Old Crack does his hourly wind-up, shuts up and Shazza #1 and #2 come bouncing down the mezzanine these two, yakety-yak. One’s not really a Shazza more Euronerd. The other’s Aussie… well she’s gotta do something about whatever it is compels her to do that to her hair. And they know they’re supposed to keep it down but they just don’t give a shit. By the time they get to their desk they’ve forgotten all about whispering and proceed to a loud conference. You can see the grinding teeth all ’round. It’s not loud like the Old Crack. But it’s loud enough to make it more difficult for anyone immediately about ’em to read and write.

So I tell ’em off. And yeah – I was curt! I’m not often actually curt to people. Curt is the cutting edge of good manners. Literally cutting. When you are curt you are at the edge of good conduct. You are cold, not actually aggressive but it’s made clear without saying that you are prepared for confrontation. You make certain whoever you’re addressing knows they’re a bucket of shit. Just not with words. Sorry. Often I’m nicer about it but not today.

Euronerd’s a bit of a hippie of course and she tells me I have to tell them nicely. Curt’s not nice, it’s not supposed to be. I tell people to shut up in here all the time. I’m usually very nice about it but every once in a while, a brat with no idea how to comport themselves public-wise.

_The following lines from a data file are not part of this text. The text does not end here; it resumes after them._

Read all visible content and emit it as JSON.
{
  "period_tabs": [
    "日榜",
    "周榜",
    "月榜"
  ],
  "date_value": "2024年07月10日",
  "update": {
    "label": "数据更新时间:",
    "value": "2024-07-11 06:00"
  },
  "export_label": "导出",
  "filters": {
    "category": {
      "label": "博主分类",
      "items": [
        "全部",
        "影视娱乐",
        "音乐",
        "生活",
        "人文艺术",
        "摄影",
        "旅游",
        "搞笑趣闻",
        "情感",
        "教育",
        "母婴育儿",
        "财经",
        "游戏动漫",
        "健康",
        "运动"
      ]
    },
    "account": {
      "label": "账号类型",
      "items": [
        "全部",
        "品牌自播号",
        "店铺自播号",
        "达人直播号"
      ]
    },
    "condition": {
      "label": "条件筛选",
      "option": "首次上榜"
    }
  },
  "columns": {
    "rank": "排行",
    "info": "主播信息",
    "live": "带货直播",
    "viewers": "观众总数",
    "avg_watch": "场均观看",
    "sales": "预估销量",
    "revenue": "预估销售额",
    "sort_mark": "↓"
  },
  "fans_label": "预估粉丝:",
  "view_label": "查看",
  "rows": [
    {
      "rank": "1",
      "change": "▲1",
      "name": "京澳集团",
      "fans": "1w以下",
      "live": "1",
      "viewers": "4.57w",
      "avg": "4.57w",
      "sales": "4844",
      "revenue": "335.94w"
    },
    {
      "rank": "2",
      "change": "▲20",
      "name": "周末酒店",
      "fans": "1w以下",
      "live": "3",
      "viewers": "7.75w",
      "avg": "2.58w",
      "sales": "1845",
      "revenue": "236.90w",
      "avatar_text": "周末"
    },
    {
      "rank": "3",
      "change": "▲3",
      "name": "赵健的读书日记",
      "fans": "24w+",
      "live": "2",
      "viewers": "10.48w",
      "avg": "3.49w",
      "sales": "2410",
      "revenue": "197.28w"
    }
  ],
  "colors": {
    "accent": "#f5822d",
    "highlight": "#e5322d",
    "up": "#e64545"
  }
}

They think polite means ‘being nice’. Especially, it means everyone being nice to you.

Aussie Hair bears the standard condescending look of someone who’s never learned to take an order. Euronerd’s got standard condescending look of someone who thinks she has a right to give them. They needs a caning. And today I was in the mood to give it to them.

When you’re curt, people usually mind themselves. If they don’t you can be rude. Shut the fuck up or variations thereof loud enough to cause embarrass them usually suffices. It’s crude but so are they.

Well….

Euronerd was amused, certainly. She congratulated me, “You are first dickhead I meet in Australia.”

“Arsehole dear.” I say, “The word you’re looking for is ‘arsehole’.” Yeah I was an arsehole. On purpose.